On this day, we bid adieu to Sir John Richardson, a botanist and Scottish explorer whose remarkable journey through this mortal coil came to its conclusion.

Dear readers, prepare yourselves for a tale that would make even the hardiest of gardeners clutch their pruning shears in shock!

Richardson adventured alongside his companion John Franklin, embarking on explorations that would test the very limits of human endurance. Their first expedition to the Northern Coast of Canada proved nothing short of catastrophic. Following a shipwreck of most dramatic proportions, the men separated into groups in desperate attempts to return to civilization. Richardson's party was reduced to scraping lichen from rocks and—I dare say—consuming the leather of their own boots!

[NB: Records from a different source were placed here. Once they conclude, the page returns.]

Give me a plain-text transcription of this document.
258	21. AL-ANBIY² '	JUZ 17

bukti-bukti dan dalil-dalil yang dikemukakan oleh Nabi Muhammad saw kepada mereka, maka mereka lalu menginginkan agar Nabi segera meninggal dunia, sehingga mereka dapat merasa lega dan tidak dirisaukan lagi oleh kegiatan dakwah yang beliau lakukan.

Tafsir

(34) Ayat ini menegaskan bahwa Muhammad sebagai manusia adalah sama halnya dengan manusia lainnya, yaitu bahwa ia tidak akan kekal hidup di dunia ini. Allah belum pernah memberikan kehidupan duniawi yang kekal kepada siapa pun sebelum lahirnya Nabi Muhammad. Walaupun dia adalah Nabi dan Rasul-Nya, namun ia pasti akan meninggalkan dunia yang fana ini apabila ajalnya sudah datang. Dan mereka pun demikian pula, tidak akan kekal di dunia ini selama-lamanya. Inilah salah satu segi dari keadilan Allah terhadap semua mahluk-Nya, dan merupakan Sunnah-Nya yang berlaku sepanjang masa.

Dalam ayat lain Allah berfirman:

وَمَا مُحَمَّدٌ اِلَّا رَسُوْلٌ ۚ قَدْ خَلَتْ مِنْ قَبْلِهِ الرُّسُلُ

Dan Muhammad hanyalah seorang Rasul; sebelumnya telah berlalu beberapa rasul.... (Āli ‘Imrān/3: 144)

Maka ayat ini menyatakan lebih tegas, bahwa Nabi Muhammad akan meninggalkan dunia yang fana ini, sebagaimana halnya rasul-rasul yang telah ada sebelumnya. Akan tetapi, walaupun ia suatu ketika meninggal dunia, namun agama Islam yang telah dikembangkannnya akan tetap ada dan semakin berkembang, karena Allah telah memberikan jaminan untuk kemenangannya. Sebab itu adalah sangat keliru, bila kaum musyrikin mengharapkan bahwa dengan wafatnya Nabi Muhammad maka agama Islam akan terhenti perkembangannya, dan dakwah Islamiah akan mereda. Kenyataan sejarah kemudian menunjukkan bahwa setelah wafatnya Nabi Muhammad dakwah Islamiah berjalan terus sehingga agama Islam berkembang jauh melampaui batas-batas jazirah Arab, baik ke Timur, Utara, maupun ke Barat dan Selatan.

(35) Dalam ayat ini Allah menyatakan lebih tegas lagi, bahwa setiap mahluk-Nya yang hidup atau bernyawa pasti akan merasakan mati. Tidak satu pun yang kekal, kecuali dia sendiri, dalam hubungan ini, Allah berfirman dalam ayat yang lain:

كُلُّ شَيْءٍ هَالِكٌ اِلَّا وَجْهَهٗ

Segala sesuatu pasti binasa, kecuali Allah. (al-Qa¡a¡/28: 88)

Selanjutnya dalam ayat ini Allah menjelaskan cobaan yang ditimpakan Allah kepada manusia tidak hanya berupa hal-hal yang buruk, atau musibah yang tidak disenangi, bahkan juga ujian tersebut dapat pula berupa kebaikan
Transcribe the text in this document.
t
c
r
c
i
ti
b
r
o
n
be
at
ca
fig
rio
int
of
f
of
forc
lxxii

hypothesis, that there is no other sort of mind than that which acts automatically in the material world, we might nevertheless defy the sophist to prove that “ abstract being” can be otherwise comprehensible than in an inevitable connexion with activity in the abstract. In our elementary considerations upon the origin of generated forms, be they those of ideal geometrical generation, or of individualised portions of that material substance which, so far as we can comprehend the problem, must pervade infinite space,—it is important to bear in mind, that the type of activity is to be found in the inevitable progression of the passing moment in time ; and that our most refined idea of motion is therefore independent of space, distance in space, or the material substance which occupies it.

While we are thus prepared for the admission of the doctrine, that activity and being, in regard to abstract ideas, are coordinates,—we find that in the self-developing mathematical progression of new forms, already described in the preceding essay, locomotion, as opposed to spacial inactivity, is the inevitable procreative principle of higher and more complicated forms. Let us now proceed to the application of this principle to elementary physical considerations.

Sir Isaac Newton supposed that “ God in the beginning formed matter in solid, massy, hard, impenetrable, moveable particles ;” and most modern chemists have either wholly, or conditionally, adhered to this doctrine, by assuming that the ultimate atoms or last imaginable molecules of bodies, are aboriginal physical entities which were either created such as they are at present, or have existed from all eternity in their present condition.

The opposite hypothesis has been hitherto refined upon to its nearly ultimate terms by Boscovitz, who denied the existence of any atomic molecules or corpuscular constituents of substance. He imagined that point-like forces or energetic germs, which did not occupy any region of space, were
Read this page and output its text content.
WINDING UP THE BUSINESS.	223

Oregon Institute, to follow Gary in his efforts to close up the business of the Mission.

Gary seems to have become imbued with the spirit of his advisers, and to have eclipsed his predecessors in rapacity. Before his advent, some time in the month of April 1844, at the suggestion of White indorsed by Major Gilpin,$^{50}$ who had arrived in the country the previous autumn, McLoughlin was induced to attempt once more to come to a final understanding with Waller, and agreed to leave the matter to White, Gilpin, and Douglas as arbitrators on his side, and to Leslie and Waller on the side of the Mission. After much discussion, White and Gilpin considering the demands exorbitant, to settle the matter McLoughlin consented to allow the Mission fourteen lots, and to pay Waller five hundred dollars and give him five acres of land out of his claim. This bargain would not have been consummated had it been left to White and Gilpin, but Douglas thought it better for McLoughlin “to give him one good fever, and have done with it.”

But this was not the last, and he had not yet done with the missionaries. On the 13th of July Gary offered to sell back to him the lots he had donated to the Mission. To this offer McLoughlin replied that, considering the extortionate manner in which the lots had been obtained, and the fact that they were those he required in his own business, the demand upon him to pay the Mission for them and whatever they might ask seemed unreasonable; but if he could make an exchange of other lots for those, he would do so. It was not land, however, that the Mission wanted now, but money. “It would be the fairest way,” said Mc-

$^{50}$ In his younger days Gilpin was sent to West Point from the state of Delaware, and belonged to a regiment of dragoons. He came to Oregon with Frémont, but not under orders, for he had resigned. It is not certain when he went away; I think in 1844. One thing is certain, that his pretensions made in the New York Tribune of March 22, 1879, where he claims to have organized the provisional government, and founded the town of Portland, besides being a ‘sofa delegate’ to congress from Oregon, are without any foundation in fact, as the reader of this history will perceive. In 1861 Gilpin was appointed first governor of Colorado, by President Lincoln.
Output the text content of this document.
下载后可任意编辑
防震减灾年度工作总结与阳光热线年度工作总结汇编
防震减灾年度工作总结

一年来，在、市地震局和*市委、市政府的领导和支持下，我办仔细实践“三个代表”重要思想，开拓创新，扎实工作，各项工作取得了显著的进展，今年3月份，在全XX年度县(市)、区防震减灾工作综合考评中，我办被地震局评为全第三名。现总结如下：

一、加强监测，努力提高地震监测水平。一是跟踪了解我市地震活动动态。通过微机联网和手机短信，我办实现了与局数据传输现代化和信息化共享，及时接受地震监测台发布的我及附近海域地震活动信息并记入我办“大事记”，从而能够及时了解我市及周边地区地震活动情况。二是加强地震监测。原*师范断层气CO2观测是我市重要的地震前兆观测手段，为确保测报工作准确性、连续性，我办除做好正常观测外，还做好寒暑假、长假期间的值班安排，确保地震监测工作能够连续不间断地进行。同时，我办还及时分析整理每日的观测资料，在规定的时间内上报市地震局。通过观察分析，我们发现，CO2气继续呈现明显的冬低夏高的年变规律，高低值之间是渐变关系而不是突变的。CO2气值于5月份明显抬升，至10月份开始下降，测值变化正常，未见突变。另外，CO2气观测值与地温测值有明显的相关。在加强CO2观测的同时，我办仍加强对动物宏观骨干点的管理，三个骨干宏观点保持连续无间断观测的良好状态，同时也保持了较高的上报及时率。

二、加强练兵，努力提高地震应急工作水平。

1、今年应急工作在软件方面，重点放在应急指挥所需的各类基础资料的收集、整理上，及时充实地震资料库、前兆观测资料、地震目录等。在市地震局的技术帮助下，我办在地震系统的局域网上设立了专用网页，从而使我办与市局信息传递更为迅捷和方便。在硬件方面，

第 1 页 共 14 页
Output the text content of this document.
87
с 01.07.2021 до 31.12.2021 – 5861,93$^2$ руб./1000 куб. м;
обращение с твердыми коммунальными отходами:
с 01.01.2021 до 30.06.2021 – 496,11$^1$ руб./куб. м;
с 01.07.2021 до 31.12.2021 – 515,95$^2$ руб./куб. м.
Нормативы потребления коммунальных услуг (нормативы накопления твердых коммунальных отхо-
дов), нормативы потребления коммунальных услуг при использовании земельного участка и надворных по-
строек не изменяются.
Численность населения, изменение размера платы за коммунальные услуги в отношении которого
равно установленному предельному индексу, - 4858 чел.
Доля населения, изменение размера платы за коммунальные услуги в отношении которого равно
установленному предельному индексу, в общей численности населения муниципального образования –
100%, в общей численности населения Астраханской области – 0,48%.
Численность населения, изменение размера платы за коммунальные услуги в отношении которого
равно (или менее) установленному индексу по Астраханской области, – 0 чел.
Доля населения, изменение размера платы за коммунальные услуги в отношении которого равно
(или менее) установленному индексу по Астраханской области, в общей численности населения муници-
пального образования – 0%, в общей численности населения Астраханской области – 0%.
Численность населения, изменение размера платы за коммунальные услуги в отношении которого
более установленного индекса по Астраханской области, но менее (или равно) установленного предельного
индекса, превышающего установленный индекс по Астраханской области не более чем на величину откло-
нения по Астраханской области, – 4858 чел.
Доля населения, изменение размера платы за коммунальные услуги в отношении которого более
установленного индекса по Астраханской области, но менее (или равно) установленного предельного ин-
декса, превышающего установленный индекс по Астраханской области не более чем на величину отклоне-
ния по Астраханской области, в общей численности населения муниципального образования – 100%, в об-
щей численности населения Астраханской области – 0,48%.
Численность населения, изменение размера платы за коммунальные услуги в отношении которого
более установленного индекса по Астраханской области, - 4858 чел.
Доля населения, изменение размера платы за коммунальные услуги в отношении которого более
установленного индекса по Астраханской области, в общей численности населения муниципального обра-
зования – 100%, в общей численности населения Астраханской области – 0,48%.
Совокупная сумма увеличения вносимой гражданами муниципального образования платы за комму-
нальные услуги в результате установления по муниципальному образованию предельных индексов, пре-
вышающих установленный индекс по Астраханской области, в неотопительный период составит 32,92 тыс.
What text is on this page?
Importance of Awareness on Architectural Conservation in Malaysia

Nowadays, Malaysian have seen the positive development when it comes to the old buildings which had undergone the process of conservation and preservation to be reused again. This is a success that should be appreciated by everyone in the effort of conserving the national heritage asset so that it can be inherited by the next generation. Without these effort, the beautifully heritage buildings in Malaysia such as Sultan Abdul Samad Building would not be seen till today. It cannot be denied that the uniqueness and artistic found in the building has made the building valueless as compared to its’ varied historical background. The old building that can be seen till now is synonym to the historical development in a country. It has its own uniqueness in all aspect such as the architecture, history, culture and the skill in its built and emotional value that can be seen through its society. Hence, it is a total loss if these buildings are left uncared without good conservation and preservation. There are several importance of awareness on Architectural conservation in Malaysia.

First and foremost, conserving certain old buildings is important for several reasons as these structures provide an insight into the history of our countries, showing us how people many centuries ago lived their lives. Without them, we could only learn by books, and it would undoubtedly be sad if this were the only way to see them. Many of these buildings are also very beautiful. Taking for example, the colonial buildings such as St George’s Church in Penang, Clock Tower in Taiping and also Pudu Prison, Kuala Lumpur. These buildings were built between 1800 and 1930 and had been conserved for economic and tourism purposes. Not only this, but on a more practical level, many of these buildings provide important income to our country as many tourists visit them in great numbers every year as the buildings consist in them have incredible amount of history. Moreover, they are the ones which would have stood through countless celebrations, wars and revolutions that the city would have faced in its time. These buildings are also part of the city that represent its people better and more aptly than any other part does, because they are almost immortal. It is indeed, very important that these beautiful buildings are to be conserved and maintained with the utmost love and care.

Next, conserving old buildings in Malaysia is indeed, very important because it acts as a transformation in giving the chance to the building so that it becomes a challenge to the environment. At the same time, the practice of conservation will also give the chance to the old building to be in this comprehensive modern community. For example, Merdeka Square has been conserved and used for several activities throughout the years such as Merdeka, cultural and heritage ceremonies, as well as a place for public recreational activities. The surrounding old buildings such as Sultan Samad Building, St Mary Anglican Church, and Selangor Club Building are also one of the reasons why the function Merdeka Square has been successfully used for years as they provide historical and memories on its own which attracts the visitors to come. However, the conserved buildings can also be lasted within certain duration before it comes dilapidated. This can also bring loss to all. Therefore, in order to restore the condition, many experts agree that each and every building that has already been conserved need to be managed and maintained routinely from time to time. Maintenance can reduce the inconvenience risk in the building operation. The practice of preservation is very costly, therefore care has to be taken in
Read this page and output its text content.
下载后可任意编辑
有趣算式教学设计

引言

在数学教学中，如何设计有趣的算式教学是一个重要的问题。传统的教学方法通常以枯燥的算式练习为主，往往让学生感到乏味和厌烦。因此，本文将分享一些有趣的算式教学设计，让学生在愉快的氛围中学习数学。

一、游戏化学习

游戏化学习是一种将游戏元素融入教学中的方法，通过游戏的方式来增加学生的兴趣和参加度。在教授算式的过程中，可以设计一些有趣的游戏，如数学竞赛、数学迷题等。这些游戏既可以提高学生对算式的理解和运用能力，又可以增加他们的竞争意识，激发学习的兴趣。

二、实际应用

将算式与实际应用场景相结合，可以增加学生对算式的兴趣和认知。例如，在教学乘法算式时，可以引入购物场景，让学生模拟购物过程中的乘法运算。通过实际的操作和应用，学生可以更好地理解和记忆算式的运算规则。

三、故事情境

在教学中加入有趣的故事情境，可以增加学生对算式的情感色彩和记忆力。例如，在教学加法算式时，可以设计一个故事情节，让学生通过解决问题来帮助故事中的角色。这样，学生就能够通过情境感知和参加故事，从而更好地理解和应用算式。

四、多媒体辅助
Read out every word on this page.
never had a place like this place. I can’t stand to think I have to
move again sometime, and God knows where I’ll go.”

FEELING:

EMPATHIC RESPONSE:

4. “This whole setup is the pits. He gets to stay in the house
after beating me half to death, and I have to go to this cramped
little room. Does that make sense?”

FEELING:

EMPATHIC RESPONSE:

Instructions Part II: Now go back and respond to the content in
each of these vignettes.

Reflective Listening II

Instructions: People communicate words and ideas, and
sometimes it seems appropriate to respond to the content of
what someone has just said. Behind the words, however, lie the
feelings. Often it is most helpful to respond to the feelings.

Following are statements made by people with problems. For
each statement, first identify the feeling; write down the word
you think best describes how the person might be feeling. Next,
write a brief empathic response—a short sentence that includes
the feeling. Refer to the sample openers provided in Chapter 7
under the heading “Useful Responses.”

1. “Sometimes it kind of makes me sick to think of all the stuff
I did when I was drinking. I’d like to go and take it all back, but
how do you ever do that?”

Now, my curious gardeners, imagine the horror of what followed.

After hearing the report of a gunshot echoing through the wilderness, Richardson and his companions discovered one Monsieur Terohaute standing over the lifeless body of a fellow explorer.

The scoundrel claimed the poor soul had accidentally dispatched himself! Richardson, being of sound medical judgment, examined the body and found the man had been shot in the back of the head—a peculiar angle for a self-inflicted wound, wouldn't you agree?

More disturbing still, the party suspected Terohaute had engaged in cannibalization to sustain them all. Convinced this villain intended to make meals of the remaining party members, Richardson took decisive action and shot Terohaute dead.

One cannot help but wonder if Richardson later used this man as fertilizer for his botanical specimens—though propriety prevents me from speculating further!

Richardson's legacy lives on in our gardens and wilderness alike, immortalized in the nomenclature of countless plants, fish, birds, and mammals. The Richardson's ground squirrel and Richardson's owl both bear his name, ensuring gardeners curse him properly when these creatures disturb their carefully tended beds!

In his capacity as a naval physician, he collaborated with Florence Nightingale—imagine the conversations between these two formidable personalities as they discussed both the healing arts and the natural world!

As his biographer David A. Stewart so aptly observed:

"[Richardson] ....was perhaps a life of industry more than a life of genius, but it was a full, good life, and in many ways a great life.

It is not every day that we meet in one person - surgeon, physician, sailor, soldier, administrator, explorer, naturalist, author, and scholar, who has been eminent in some roles and commendable in all."

Indeed, we gardeners might learn from Richardson's versatility. After all, are we not also explorers of soil, naturalists of our domains, and occasionally executioners of garden pests when necessity demands?

Let us raise our trowels in salute to a man who knew that survival, like gardening, sometimes requires one to make difficult choices in the wilderness of life!